COSETTINO IL VERME MARINO 2
- Categoria: Racconti
- Pubblicato: Domenica, 26 Aprile 2020 00:00
- Scritto da Maria Grazia Sereni
C’era una volta un verme marino ermafrodita chiamato Cinto di Venere. Maturò diverse uova, le fecondò e le rilasciò nel mare. Quando le uova si schiusero, nacquero tanti vermicini, alcuni rosati, altri bianchicci, ma tutti molto belli. Uno in particolare colpì la fantasia della madre che lo rimirò, gli scivolò accanto e decise infine di chiamarlo Cosettino.

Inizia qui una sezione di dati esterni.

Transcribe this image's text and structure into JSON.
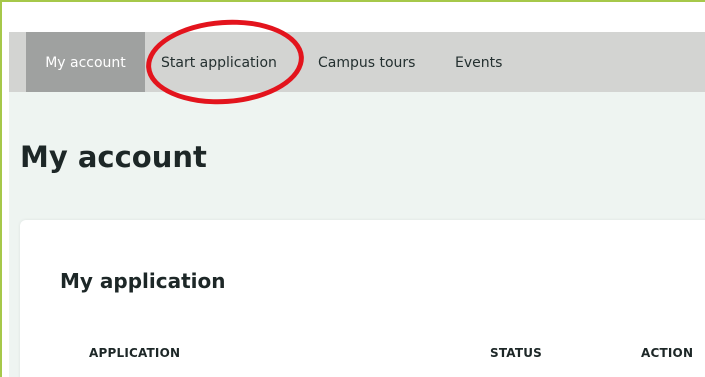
{
  "nav": {
    "items": [
      {
        "label": "My account",
        "active": true
      },
      {
        "label": "Start application",
        "active": false
      },
      {
        "label": "Campus tours",
        "active": false
      },
      {
        "label": "Events",
        "active": false
      }
    ]
  },
  "page": {
    "title": "My account"
  },
  "application_card": {
    "title": "My application",
    "columns": [
      "APPLICATION",
      "STATUS",
      "ACTION"
    ]
  },
  "colors": {
    "frame_border": "#a6c84a",
    "nav_bg": "#d3d4d2",
    "nav_active_bg": "#9fa1a0",
    "page_bg": "#eef4f1",
    "highlight": "#e3141d"
  }
}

Erano felici i due vermi: la madre fendeva il mare con il suo corpo sinuoso, orgogliosa di avere accanto a sé un figlio tanto bello, e il figlio, dal canto suo, si sentiva protetto da quell’amore così intenso.

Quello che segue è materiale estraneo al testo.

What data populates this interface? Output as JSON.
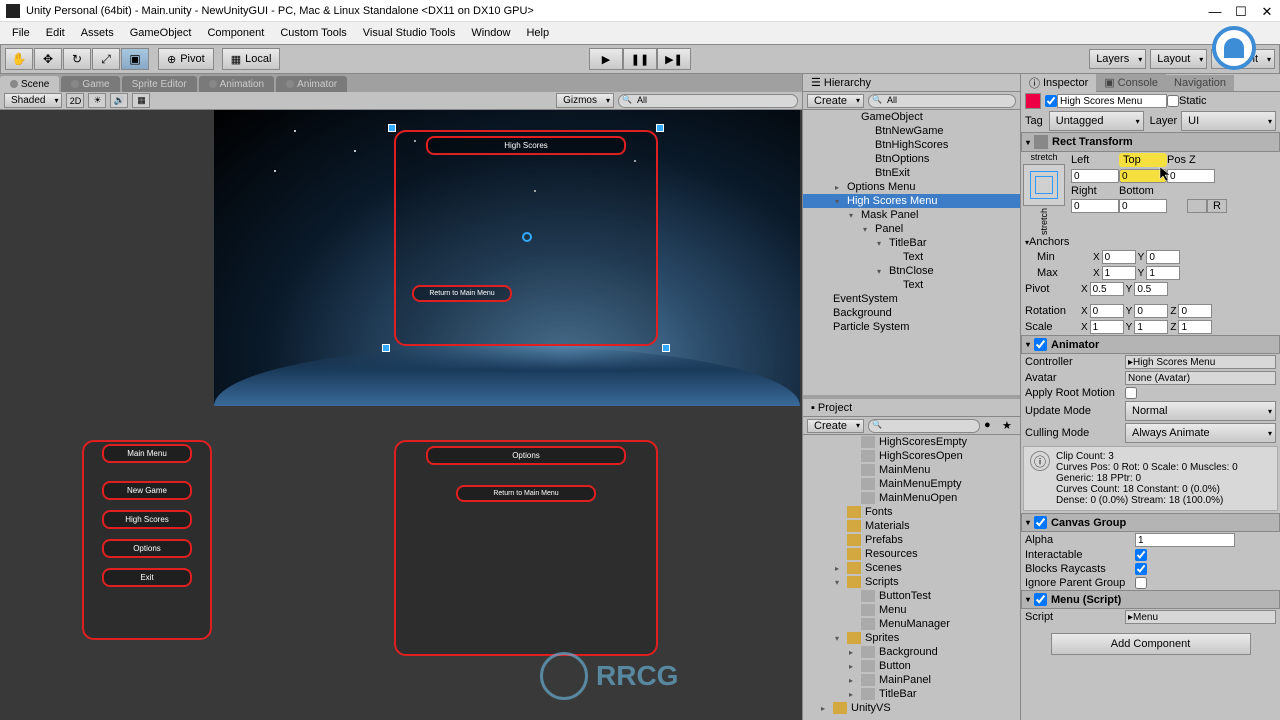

Un brutto giorno però Cosettino si allontanò troppo dalla genitrice e lei, con raccapriccio, vide il suo adorato figlioletto ingoiato da una murena.
Pianse e pianse la povera madre, ma non c’era nulla da fare, non avrebbe mai più rivisto il suo Cosettino.
Poi invece un’idea le frullò in testa: perché non farsi ingoiare a sua volta? Avrebbe così condiviso la sorte del figlio e, se morire dovevano, sarebbero morti insieme.
Si avvicinò alla murena e le parlò: “Salve murena, se anche tu sei madre, capirai il mio dolore. Hai appena mangiato mio figlio, e io ti prego con tutto il cuore di restituirmelo, sempre che tu non l’abbia masticato con quei tuoi denti aguzzi. Allora? che mi rispondi?”
“Che cosa vuoi che mi importi di tuo figlio? Anche se, a essere sincera, non mi sono neppure accorta di aver mangiato un pesce…”
“Oh, ma noi non siamo pesci bensì vermi marini.”
“Vermi marini? Puah, che schifo! Ora te lo vomito subito il tuo figliolino.”
Detto, fatto. La murena aprì la bocca dalla quale uscì Cosettino, un po’ stropicciato ma intero.
La madre lo accolse tra le sue spire e lo accarezzò con le ciglia che ricoprivano il suo corpo.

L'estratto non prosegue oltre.